Dès janvier, ils sont tous là, les capitaines et chevaliers d’industrie, les barons de la finance internationale venus se ré-oxygéner et goûter de la poudreuse. Lisez la Tribune de Megève: tout tourne autour des soirées de la jet-set venue transhumer vers les alpages chics de Haute-Savoie. « Megève les Deux Eglises », ce village à la mode depuis un siècle, est devenue le parangon du bon goût, à la fois « trou à vaches » et « XXIe arrondissement de Paris » selon la formule chère à Cocteau.

Son histoire commence en 1912 avec un village qui tire ses ressources de l’élevage et de l’agriculture et de quelques skieurs qui viennent alors gravir à peaux de phoqueles pentes enneigées du Mont d’Arbois. Juste après la Grande Guerre, la baronne Maurice de Rothschild, Noémie pour ses intimes, perturbée à l’idée de rencontrer un baron allemand à Saint-Moritz, la station suisse alors à la mode, décide de chercher un autre lieu de villégiature. Séduite par Megève et ses montagnes, elle fait construire un luxueux chalet sur le Mont d’Arbois et… un téléphérique pour y accéder. Megève était lancée. Avec les Années folles arrivent Maurice Ravel, le roi Albert Ier, Louis Blériot et… les joailliers de la place Vendôme. La première école de ski ouvre en 1920. On organise des concours: ski, patinoire, bobsleigh (la piste débouche sur la place du village!). Tout va très vite surtout avec Emile Allais, le « sorcier des neiges ». Ce Megèvan devenant champion du monde en 1936 fait beaucoup pour la renommée de la station.

Aujourd’hui que vous soyez skieur émérite ou paisible touriste, il faut s’accordez le plaisir d’une promenade en traîneau, au son joyeux des clochettes, dans les rues de ce gros village savoyard de 5 000 âmes, nombre multiplié par dix en hiver. Voici les images qui figurent dans l’album de la station: la grande place, son église du XIIIe siècle et son clocher vert bronze, la mairie d’inspiration sarde, les vieux ponts de pierre, les lavoirs, les salons de thé. Les amateurs d’Histoire visiteront la boutique Allard où fut créé le pantalon fuseau « de sauteur » et l’office du tourisme reconnu être le plus joli de France.
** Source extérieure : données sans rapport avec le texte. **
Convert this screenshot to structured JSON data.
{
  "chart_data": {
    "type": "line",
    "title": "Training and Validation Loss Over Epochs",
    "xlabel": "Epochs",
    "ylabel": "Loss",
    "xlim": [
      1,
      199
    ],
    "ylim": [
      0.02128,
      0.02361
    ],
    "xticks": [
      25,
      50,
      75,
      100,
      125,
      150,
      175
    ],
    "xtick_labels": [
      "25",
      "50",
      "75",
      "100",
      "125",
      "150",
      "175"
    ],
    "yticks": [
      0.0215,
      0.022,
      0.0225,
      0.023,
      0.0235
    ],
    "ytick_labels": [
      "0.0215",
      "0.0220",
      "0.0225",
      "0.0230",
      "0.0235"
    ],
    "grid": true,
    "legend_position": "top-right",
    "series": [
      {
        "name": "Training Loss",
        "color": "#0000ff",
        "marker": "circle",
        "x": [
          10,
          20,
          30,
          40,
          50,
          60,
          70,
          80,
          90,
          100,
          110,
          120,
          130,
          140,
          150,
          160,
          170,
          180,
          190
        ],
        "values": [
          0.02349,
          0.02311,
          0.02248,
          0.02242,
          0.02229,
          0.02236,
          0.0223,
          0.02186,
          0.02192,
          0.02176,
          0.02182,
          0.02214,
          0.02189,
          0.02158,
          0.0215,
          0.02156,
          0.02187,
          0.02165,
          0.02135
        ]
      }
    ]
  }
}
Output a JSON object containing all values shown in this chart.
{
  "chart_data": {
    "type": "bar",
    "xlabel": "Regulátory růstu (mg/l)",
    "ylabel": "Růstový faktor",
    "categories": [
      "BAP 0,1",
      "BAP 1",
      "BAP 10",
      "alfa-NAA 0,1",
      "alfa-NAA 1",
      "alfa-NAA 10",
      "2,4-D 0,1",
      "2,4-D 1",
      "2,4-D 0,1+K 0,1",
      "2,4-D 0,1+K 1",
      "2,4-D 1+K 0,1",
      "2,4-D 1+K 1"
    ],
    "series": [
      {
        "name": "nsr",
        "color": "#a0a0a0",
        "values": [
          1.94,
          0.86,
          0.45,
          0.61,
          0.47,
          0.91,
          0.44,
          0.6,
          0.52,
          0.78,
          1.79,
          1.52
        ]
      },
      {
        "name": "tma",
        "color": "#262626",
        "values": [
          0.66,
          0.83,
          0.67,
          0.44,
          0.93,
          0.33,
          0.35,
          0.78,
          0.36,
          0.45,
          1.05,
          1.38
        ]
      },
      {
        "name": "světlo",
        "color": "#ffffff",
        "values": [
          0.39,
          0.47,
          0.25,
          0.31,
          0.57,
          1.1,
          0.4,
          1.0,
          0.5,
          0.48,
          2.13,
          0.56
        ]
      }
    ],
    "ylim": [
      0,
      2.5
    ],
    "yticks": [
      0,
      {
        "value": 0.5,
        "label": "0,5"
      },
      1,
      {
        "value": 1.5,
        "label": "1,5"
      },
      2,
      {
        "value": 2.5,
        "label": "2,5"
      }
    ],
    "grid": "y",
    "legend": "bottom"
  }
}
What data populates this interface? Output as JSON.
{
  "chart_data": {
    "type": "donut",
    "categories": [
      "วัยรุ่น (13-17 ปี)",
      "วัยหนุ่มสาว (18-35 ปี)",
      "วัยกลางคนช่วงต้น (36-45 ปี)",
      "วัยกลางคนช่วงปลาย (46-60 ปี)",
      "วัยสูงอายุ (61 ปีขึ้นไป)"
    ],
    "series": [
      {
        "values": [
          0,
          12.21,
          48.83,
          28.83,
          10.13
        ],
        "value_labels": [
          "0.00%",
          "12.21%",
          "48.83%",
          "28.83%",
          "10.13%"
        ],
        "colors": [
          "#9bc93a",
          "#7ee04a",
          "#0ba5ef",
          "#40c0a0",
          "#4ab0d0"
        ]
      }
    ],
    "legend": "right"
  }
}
Réputée station élégante, Megève se défend aussi au niveau sportif avec ses 420 km de pistes enneigées, ses 103 remontées mécaniques et une cadence de 100 000 skieurs à l’heure. Décor grandiose garanti devant le Mont-Blanc, les aiguilles de Chamonix, la chaîne de Warens, des Aravis ou le Mont Charvin! Les amateurs de ski de fond se régaleront sur 75 kilomètres de pistes nordiques au double traçage. « Cela fait marcher le commerce », explique Christian, vendeur dans un magasin de sport. « Il arrive que des clients choisissent plusieurs paires de skis pour différents types de neige. Pensez-donc tout cet équipement pour dix jours de vacances. C’est fou! » Au-delà du free-ride, curving, free style ou monoski, Megève n’oublie pas les non-skieurs: toute l’année, des sentiers balisés sont entretenus avec soin. Les moins sportifs prendront la route du calvaire, à travers les sapins, les épicéas et les mélèzes.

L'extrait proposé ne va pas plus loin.